Attribution Issues to Consider
Compounding the issues of attribution occur when adding the factor of MCC. Since multiple conditions usually means multiple measured entities, it becomes difficult to choose who to credit for good outcomes and which measured entity gave inadequate care when the treatment for one condition might exacerbate the other. These issues may require a more aggregated level of analysis such as at a measured entity group level or population rather than individual level. Since beneficiaries with MCC have multiple measured entities, it would be more appropriate to measure and attribute the outcomes for the population to the care provided by the team of measured entities or create a combined measured entity (e.g., primary care providers).
Methodological Issues to Consider
Measure developers should design methodological approaches to reveal and track variances in care and outcomes. The empirical link between quality processes and the outcomes of those health care processes is even more difficult to establish when dealing with MCC. Measure developers should use risk adjustment with caution in the context of MCC. Stratification may allow quality comparison across populations without masking important distinctions of access, care coordination, and other issues. The supplemental material, Risk Adjustment in Quality Measurement, provides an in-depth discussion on how to determine when risk adjustment is appropriate and how to evaluate the application of risk adjustment models.
Quality measures for this population should address quality across multiple domains. Measure developers should harmonize measures across levels of the health care system to provide a comprehensive picture of care.
Data Gathering Issues to Consider
It may be difficult for measure developers to gather data systematically for the population of persons with MCC. In particular, it may be challenging for measure developers to collect patient-reported data due to interacting conditions.

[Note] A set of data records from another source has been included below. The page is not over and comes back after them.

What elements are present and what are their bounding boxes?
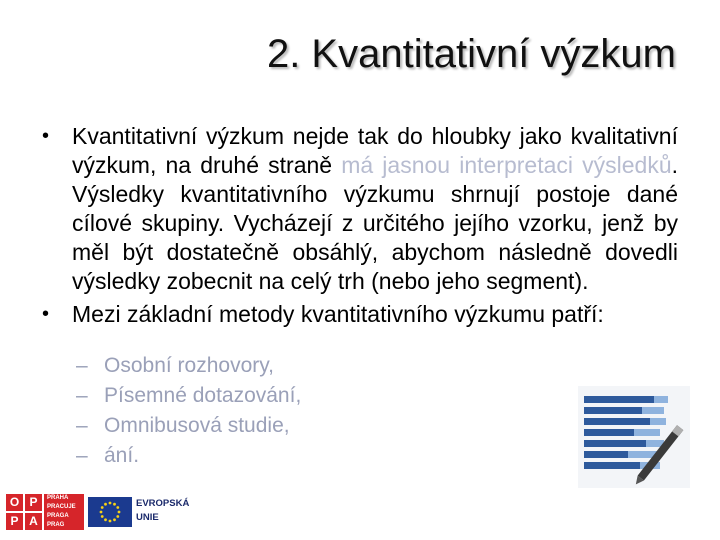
bullet-icon: •	[42, 303, 50, 325]
eu-flag-icon	[88, 497, 132, 527]
dash-icon: –	[76, 414, 88, 437]
praha-logo: PRAHA PRACUJE PRAGA PRAG	[44, 494, 84, 530]
bullet-text-part: Kvantitativní výzkum nejde tak do hloubky jako kvalitativní výzkum, na druhé straně	[72, 123, 678, 178]
bullet-text-part: Mezi základní metody kvantitativního výzkumu patří:	[72, 301, 604, 327]
bullet-text-highlight: má jasnou interpretaci výsledků	[341, 152, 672, 178]
bullet-icon: •	[42, 125, 50, 147]
list-item: – ání.	[76, 441, 678, 471]
bullet-quantitative-research	[42, 122, 678, 296]
dash-icon: –	[76, 444, 88, 467]
bar-chart-pen-illustration	[578, 386, 690, 488]
eu-logo-text: EVROPSKÁ UNIE	[136, 498, 190, 523]
bullet-methods	[42, 300, 678, 329]
opp-logo: O P P A	[6, 494, 42, 530]
list-item: – Osobní rozhovory,	[76, 351, 678, 381]
list-item: – Písemné dotazování,	[76, 381, 678, 411]
list-item: – Omnibusová studie,	[76, 411, 678, 441]
footer-logos	[6, 494, 196, 530]
slide-title: 2. Kvantitativní výzkum	[266, 32, 676, 76]
bullet-text-part: . Výsledky kvantitativního výzkumu shrnují postoje dané cílové skupiny. Vycházejí z určitého jejího vzorku, jenž by měl být dostatečně obsáhlý, abychom následně dovedli výsledky zobecnit na celý trh (nebo jeho segment).	[72, 152, 678, 294]
dash-icon: –	[76, 354, 88, 377]
dash-icon: –	[76, 384, 88, 407]
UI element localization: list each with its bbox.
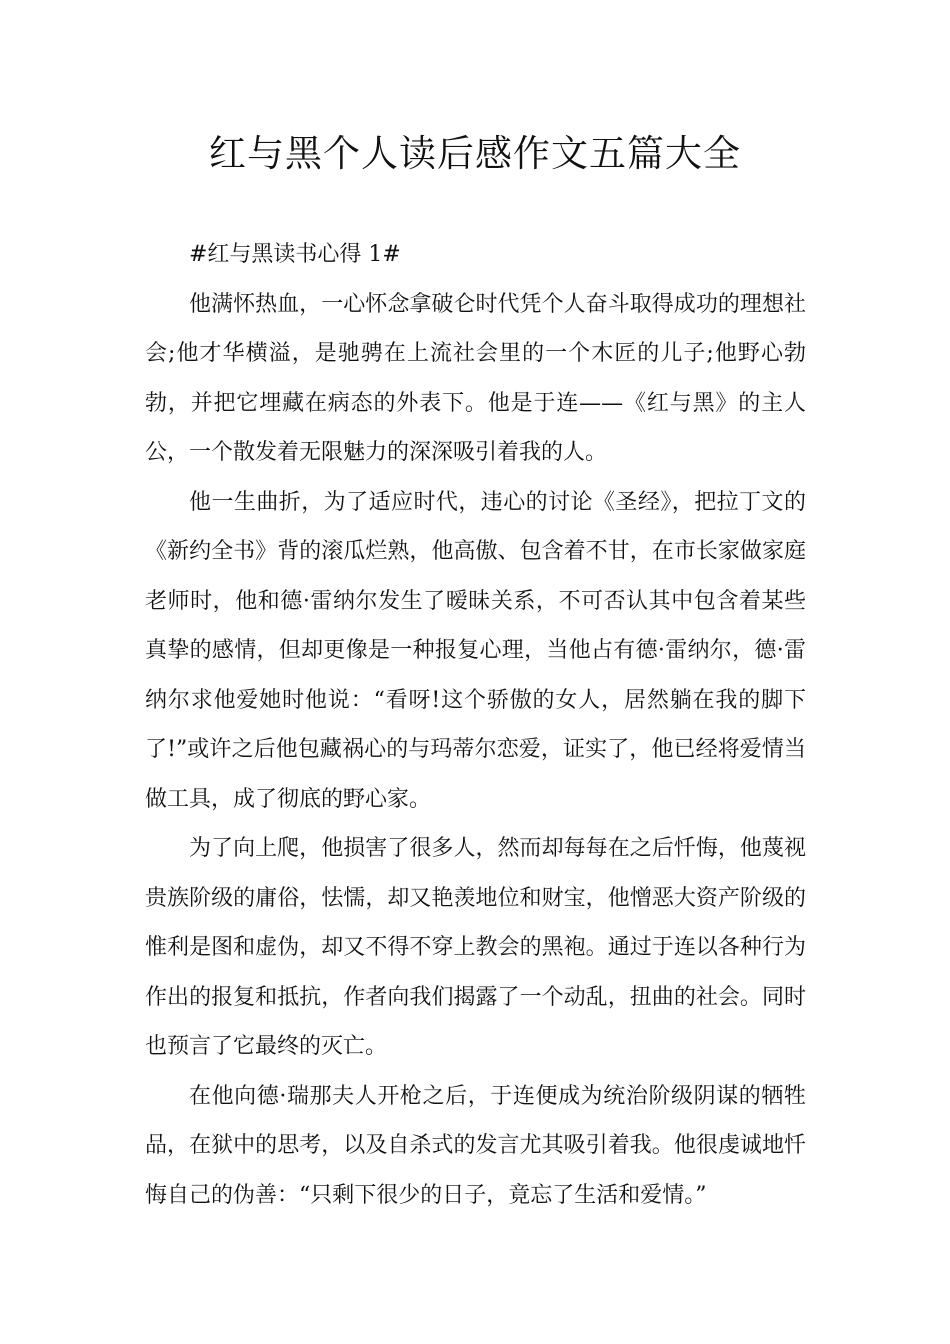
paragraph: 他一生曲折，为了适应时代，违心的讨论《圣经》，把拉丁文的《新约全书》背的滚瓜烂熟，他高傲、包含着不甘，在市长家做家庭老师时，他和德·雷纳尔发生了暧昧关系，不可否认其中包含着某些真挚的感情，但却更像是一种报复心理，当他占有德·雷纳尔，德·雷纳尔求他爱她时他说：“看呀!这个骄傲的女人，居然躺在我的脚下了!”或许之后他包藏祸心的与玛蒂尔恋爱，证实了，他已经将爱情当做工具，成了彻底的野心家。 bbox=[145, 489, 806, 812]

For example, it might be difficult to collect fatigue data from a person with both chronic lung disease and history of stroke, because each condition may contribute to a patient’s fatigue, and it may be hard to assess the contribution of each disease to fatigue. Measure developers may need to interpret different types of data, as the data may come from multiple measured entities, multiple sources, in multiple formats, and over extended periods of time. It is important for measure developers to standardize data collection methods
What Testing and Evaluating Measures for Persons with Multiple Chronic Conditions
Evaluation methods described elsewhere in the Blueprint content on the MMS Hub, e.g.,
Measure Testing, also apply to measures of quality care for persons with MCC. In addition, MCC measures should successfully carry out the guiding principles from the MCC Measurement Framework. Measure developers should examine functional status and other outcomes using measures of change over time. If new tools and/or methods of data collection become available, measure developers should assess them carefully. Formative, or alpha, testing may be particularly important early during development, not only for new tools designed for these types of measures, but also for testing the feasibility of linking data from a variety of sources.